Comparative biochemistry and physiology. Part C, Pharmacology, toxicology & endocrinology 1995-11-01

Inhibition of UDP-glucuronyltransferase activity in rat liver microsomes by pyrimidine derivatives.

Z Naydenova, K Grancharov, M Shopova, E Golovinsky

文献索引：Comp. Biochem. Physiol. C, Pharmacol. Toxicol.

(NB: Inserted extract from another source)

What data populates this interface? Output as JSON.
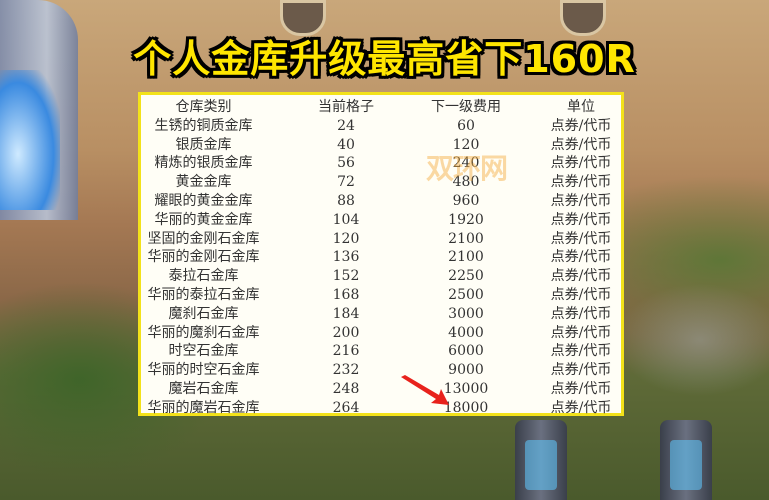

Endocrinol. 112(3) , 321-5, (1995)

全文：HTML全文

摘要

Thirty-one differently substituted pyrimidine bases were tested for their inhibitory effect on the glucuronidation of 4-nitrophenol and phenolphthalein by rat liver microsomes. 5-Nitrouracil (compound 1) and its isomer 4,6-dihydroxy-5-nitropyrimidine (compound 2) were the most potent and selective inhibitors of 4-nitrophenol glucuronidation, without any effect on the phenolphthalein conjugating activity of UDP-glucuronyltransferase (UGT). Kinetic studies with compound 1 revealed a mixed type of inhibition toward the acceptor substrate 4-nitrophenol and an atypical competitive type of inhibition toward UDP-glucuronic acid, with apparent Ki values of 0.11 and 0.2 mM, respectively. Two benzylamino-substituted pyrimidines (compounds 10 and 12) and an orotic acid derivative (compound 25) inhibited both 4-nitrophenol and phenolphthalein UGT activities.